What is a shed stick in weaving?
Shed sticks are used to create an opening between warp threads, referred to as the shed, so weft can be passed from one side to the other without restriction. They are particularly useful when working with bulky yarns and fibres as the shed can be held open while the bulky yarn or fibre is passed across the warp.
Which shedding process is used in hand loom?
The minimum number of heald shafts required to form a shed is two. When the number of heald shafts being used is more than two, whether a shaft is lifted or lowered is decided by the weave structure of the fabric being woven on the particular loom.
What are the types of shedding?
There are three major types of shedding mechanism’s namely Tappet, Dobby, and Jacquard.
What is a rising shed loom?
Counter-balance looms are known as sinking shed looms. This means that when you step on a treadle, whatever is tied to it will move down and the other shafts will move up.
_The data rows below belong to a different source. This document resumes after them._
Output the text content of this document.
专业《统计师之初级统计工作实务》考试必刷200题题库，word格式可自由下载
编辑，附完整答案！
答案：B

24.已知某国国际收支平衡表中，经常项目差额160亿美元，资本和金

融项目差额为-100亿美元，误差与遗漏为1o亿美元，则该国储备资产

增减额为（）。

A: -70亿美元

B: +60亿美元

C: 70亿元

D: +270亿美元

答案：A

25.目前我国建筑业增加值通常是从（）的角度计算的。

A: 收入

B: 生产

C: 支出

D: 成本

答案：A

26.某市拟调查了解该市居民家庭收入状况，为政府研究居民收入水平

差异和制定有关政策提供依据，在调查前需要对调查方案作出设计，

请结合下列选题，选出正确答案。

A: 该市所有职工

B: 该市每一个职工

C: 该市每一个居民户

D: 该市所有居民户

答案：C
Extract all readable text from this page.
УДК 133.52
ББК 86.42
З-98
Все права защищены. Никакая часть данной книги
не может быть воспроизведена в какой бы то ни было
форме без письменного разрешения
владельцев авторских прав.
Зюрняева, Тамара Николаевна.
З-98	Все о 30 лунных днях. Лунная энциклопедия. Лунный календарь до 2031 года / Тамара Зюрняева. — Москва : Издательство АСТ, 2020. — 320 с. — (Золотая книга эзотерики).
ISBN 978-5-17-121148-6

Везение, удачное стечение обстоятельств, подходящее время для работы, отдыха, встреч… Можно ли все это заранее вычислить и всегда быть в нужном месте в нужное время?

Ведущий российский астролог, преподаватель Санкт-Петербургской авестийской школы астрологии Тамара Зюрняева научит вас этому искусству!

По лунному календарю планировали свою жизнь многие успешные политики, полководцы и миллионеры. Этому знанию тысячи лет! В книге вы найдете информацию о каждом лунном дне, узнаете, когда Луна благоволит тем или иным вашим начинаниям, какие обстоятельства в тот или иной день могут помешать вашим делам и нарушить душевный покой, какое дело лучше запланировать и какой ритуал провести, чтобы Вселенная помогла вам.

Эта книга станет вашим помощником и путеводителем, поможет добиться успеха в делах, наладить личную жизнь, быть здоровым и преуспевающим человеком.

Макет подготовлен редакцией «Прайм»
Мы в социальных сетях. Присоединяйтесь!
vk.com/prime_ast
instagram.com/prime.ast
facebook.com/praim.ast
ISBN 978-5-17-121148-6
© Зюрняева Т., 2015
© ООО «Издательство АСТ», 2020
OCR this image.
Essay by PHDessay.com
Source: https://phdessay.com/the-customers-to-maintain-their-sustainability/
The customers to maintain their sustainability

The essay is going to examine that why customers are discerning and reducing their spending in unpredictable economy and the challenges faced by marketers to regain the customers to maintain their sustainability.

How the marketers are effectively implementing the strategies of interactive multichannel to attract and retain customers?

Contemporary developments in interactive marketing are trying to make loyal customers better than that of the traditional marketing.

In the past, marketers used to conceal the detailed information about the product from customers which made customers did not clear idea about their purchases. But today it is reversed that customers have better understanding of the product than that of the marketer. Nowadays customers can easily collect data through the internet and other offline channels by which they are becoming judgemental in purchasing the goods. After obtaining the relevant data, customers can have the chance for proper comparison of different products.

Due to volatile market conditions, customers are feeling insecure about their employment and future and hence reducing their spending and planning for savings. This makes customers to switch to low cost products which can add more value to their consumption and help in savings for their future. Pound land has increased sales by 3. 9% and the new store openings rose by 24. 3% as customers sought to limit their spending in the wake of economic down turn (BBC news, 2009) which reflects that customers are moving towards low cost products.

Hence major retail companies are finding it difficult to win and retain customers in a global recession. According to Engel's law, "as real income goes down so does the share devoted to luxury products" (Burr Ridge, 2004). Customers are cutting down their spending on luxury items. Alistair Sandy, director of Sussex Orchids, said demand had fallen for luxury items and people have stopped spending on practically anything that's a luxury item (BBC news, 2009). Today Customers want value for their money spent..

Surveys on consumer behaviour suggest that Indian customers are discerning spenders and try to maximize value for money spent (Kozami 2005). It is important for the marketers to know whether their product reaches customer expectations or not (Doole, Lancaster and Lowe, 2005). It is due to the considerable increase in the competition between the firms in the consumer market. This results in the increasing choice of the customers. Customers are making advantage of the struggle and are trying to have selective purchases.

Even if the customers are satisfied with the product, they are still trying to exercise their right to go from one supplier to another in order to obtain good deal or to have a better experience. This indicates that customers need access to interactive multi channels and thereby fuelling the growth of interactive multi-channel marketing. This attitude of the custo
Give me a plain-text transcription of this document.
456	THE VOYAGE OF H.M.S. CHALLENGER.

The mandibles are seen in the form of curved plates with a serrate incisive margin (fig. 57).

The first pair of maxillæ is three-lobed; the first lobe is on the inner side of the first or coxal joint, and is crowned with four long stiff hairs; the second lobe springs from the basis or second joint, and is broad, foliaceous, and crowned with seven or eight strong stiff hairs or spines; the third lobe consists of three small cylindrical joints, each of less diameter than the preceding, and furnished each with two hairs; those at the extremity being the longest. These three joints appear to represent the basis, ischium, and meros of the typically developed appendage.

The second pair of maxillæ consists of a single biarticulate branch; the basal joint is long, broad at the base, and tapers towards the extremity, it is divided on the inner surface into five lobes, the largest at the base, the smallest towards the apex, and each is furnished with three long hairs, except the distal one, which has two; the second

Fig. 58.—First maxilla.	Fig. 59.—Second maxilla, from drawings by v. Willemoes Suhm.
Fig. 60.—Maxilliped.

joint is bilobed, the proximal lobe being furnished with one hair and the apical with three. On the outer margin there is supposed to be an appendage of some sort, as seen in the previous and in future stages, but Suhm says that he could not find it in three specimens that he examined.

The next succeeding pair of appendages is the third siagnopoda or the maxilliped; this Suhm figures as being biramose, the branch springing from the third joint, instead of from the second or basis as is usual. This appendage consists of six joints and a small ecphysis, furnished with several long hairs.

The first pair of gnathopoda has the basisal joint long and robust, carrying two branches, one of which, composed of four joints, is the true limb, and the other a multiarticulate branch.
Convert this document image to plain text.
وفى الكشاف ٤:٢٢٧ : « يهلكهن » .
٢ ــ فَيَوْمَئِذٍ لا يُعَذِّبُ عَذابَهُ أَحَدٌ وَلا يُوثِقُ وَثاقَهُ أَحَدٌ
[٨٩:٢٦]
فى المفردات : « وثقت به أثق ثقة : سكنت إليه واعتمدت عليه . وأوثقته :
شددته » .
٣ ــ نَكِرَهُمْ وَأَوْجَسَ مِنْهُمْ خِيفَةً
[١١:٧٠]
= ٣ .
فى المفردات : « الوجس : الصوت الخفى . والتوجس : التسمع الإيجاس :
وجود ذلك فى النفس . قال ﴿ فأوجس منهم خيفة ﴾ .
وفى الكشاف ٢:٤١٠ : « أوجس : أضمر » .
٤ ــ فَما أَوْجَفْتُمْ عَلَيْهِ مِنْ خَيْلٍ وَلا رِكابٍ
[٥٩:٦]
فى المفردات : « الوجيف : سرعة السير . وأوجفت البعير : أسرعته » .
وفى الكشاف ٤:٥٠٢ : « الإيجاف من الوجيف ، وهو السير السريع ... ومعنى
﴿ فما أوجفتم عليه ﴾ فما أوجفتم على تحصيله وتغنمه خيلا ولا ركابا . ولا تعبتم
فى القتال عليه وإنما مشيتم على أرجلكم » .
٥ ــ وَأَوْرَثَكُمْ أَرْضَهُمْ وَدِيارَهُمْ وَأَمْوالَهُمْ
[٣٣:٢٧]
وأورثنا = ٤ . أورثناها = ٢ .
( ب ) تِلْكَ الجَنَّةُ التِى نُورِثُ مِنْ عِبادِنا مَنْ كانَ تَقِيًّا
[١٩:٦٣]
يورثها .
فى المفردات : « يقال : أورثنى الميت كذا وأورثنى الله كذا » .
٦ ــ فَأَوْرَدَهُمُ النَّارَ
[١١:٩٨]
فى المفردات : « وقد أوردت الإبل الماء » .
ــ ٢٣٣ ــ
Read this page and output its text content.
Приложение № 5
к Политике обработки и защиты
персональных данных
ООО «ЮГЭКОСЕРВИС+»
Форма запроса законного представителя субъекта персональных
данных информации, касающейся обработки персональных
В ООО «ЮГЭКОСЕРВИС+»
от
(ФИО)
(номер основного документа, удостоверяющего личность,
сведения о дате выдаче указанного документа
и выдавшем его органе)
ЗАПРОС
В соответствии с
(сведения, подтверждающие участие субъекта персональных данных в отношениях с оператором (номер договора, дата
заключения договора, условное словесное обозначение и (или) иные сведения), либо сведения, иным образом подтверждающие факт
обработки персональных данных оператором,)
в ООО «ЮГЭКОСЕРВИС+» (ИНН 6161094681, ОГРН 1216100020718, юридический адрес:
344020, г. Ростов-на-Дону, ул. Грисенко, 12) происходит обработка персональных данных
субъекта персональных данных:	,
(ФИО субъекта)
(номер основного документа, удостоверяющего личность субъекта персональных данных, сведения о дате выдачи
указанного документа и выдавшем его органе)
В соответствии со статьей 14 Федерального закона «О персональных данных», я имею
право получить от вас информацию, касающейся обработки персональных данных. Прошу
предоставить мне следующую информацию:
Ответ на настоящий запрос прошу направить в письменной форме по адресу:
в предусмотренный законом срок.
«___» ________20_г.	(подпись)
On a Jack style loom or rising shed loom, whatever you tie to a treadle moves up while the other shafts just stay down at the bottom.
What is a shed rod?
The first type of shedding device was called a shed-rod. It was a rod inserted into the warp to ease in weaving, and came about at the same time as the heddle. Threads were alternated over and under the rod, and the threads that went under the rod went through string heddles attached to a bar.